Words matter. They are the vehicles of thinking

From "Land-based spells brings crisis" by Reuven Brenner in Asia Times Online.


Note: The article explores the current economic instability. In doing so, it highlight how our description can have a funny way of confusion the facts. In other words, we can convince ourselves (though our language) that a unstable economic idea can and will work, even though experience and the facts would prove otherwise.

"Words matter. They are the vehicles of thinking: while they can shape accurate perceptions, they can shape misperceptions too. As it turns out, and not for the first time in history, there is not much "real" about this asset class. The question is, what do you do with it?

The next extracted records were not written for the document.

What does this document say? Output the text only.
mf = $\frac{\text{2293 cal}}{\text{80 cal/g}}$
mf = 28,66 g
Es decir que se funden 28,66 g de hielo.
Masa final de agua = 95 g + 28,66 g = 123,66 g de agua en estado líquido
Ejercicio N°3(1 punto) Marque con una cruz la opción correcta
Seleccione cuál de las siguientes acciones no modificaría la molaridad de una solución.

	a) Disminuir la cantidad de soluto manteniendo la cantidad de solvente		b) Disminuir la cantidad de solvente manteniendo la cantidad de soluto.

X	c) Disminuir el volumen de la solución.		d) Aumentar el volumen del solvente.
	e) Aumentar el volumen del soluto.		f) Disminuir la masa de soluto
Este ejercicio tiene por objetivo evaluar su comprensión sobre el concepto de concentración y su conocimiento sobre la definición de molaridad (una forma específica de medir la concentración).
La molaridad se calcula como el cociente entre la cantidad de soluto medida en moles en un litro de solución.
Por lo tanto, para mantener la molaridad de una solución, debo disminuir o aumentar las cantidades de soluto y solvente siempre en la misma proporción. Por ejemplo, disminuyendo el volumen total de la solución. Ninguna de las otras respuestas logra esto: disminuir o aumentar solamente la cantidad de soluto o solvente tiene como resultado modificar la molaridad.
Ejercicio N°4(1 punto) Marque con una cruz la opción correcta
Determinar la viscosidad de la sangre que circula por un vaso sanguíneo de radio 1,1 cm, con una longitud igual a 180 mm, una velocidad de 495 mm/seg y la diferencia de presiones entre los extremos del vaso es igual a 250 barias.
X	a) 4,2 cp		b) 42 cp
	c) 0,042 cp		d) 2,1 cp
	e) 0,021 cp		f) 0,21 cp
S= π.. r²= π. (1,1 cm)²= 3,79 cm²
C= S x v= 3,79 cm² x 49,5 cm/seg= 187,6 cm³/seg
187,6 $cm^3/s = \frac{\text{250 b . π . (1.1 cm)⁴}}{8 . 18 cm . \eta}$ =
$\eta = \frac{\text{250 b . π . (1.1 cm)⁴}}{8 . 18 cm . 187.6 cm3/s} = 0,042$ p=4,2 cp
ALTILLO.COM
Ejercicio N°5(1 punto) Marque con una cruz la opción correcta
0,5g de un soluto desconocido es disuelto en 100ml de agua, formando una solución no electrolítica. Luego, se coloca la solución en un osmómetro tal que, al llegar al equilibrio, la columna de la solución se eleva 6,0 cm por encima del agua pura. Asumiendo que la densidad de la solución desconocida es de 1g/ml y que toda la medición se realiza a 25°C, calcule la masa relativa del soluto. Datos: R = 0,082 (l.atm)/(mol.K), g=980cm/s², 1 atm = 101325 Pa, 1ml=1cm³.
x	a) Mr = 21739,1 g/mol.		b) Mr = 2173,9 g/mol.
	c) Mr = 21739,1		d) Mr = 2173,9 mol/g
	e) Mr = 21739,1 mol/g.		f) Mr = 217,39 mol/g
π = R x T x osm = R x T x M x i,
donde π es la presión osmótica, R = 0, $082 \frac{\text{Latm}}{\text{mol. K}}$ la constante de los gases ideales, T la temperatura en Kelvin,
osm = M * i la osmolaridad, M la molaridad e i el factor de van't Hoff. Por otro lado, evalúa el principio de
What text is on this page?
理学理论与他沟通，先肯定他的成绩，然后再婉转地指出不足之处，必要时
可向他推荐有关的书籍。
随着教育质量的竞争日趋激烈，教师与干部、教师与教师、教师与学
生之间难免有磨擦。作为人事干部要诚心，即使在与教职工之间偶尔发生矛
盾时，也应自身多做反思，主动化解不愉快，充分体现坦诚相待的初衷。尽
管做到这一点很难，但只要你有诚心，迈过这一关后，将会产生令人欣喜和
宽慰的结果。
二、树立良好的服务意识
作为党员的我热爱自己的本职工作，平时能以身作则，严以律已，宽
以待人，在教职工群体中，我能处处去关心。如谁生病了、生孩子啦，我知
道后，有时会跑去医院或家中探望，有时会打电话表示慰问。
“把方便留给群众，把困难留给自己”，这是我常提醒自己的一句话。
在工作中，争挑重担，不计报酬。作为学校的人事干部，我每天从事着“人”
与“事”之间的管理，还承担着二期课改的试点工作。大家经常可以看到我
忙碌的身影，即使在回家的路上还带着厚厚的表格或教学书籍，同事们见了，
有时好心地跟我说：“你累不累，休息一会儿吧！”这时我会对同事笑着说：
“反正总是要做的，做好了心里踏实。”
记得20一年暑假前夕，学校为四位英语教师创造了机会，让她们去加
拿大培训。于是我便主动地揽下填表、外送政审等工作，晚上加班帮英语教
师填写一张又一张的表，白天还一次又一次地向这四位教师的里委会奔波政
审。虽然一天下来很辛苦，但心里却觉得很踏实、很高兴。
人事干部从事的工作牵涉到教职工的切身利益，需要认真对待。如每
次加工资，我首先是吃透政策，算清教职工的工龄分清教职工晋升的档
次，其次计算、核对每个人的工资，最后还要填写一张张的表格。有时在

"John Law and followers, who come up with theories based on 'real' estate', or 'real' bills' doctrines (unconstrained by having a "unit of account" too), make implicit assumptions that they know what is 'real'. But as one can readily see, many things perceived "real" can melt into thin air in a flash. Perhaps we would be far better from now on using the French word for 'real estate' - 'immobilier'. 

"... Ludwig Wittgenstein, the philosopher, was right when he stated that: 'Philosophy is a battle against the bewitchment of our intelligence by means of language.' Indeed, 'real estate' 'QE,' 'bubbles' ( attributed to random variations in people's mood rather than any concrete laws and regulations), erecting statues to heroes of subsidized 'immobility' (unread, unwatched, not listened to statistical 'cultures' being a good example) have all 'bewitched' many for centuries, though 'bothered and bewildered' a few." 

We can also imagine a case where someone goes through a list of propositions and as he does so keeps asking “Do I know that or do I only believe it?” He wants to check the certainty of each individual proposition. It might be a question of making a statement as a witness before a court.